While there was plenty of apprehension in the crowd, there was also hope for what the next year would bring despite an increasingly divisive global culture. Seattle has long been known as a city filled with forward-thinking innovation and passion for change, so it’s no surprise a day full of learning and inspiration was met with such an openness to how an idea can shape the future.

The event screened two different sessions over the course of the day: “Doom. Gloom. Outrage. Uproar.” then “Wow. Just wow.” Between the two sessions, the audience listened to topics ranging from the #MeToo movement by Tracee Ellis Ross, to how artificial intelligence can upheave the job market as we know it today by Kai-Fu Lee.


Blue jeans or blue water? Fashion powering conservation around the world

Most people don't link high fashion with the conservation movement but Ava Holmes founded Fashion for Conservation (FFC) to do exactly that.

Ava and her team of industry-leading fashion professionals and her colleagues in the conservation movement have been raising awareness as well as funds by producing wildlife-inspired fashion campaigns and hosting events at Fashion Weeks around the world such as Elephantasia, a campaign to help protect African elephants, And now Elephantasia can be seen as part of TEDxSeattle in the first fashion show included in a TEDx talk. Inspired by her film producer mother and by her father, an instructor in outdoor survival skills, Ava grew up with a deep love of nature as well as beautiful art. A noted producer, Holmes’ career in fashion has always been influenced by her connection to nature, so combining her interests in fashion and conservation became an obvious choice. Eschewing traditional fashion production because of its excessive waste, Holmes decided fashion should be the solution to its own problem and created Fashion for Conservation.
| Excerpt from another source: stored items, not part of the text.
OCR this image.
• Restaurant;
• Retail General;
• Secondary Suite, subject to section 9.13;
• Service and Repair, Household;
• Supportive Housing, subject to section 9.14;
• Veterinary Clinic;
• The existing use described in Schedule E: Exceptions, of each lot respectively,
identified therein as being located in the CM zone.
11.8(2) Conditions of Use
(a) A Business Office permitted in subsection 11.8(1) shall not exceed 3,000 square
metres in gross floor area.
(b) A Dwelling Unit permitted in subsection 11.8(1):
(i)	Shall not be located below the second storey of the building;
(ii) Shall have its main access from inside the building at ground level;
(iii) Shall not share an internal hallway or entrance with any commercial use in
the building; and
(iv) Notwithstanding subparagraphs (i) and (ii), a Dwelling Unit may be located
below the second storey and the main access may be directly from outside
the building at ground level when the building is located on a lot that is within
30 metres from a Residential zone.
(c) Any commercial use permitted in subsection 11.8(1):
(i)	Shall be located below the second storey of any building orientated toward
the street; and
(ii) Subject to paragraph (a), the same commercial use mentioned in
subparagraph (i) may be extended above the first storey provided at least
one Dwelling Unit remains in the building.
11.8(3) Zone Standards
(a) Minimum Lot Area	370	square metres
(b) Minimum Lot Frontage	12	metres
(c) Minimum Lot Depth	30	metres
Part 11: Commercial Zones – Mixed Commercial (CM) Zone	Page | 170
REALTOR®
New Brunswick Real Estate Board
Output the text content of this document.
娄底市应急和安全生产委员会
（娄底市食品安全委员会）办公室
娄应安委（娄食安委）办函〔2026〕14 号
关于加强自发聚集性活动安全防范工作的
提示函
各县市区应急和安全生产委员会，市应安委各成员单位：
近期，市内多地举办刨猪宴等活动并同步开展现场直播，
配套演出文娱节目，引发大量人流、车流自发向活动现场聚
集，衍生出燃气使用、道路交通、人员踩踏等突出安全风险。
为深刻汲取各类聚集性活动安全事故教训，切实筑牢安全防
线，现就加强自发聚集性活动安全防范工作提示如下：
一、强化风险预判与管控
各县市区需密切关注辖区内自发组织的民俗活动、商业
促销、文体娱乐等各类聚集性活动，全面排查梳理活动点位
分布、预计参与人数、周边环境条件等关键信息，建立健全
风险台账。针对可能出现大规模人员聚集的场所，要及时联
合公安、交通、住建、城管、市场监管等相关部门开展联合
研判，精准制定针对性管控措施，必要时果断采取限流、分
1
It’s working. Her nature-inspired approach to fashion is featured on the catwalk in fashion weeks worldwide as well as in mainstream media, reaching non-traditional audiences with a message of conservation. Fashion for Conservation now funds a variety of innovative conservation projects in threatened ecosystems around the world.


Setting scientific research free

The results from taxpayer-funded, scientific research are often locked behind a paywall.

Jennifer Hansen, a senior officer in Knowledge and Research at the Bill and Melinda Gates Foundation, says the cost of accessing that data is too high. Limiting access to the research results in social inequity and puts human lives at risk. She argues that the current model of research distribution is overdue for disruption. Hansen says it’s time to foster a scientific revolution through open access to data. Jennifer Hansen is an equity advocate with a fierce dedication to ensuring information and scientific knowledge is free and available to all. Her professional career has revolved around closing the digital divide and inspiring others to believe in the power of knowledge to shape their world. Ms. Hansen currently works at the Bill & Melinda Gates Foundation as the Senior Officer for Knowledge & Research. She drives the strategy development and management of the foundation’s research outputs and is an influencer in shaping the future of scholarly communication. She championed and led the implementation of the Foundation’s groundbreaking Open Access Policy – a policy requiring that all its funded published research be immediately available to everyone, everywhere without barrier or restriction. Nature called the bold action to open up scholarly research the”world’s strongest policy on open access research.” And, The Economist described it as “something that may help to change the practice of science.”


Everyone has a song - welcoming refugees through music

What started as a place to sing became a refuge.

Founded by Erin Guinup, just as the U.S. was closing its borders to citizens from select countries, the Tacoma Refugee Choir was determined to turn its musical practice into a celebration of human connection by welcoming voices from around the world. The Choir has created an original song to showcase the idea that it takes diversity to create true harmony. Featuring vocals by Wanz, QDot and Stephanie Anne Johnson.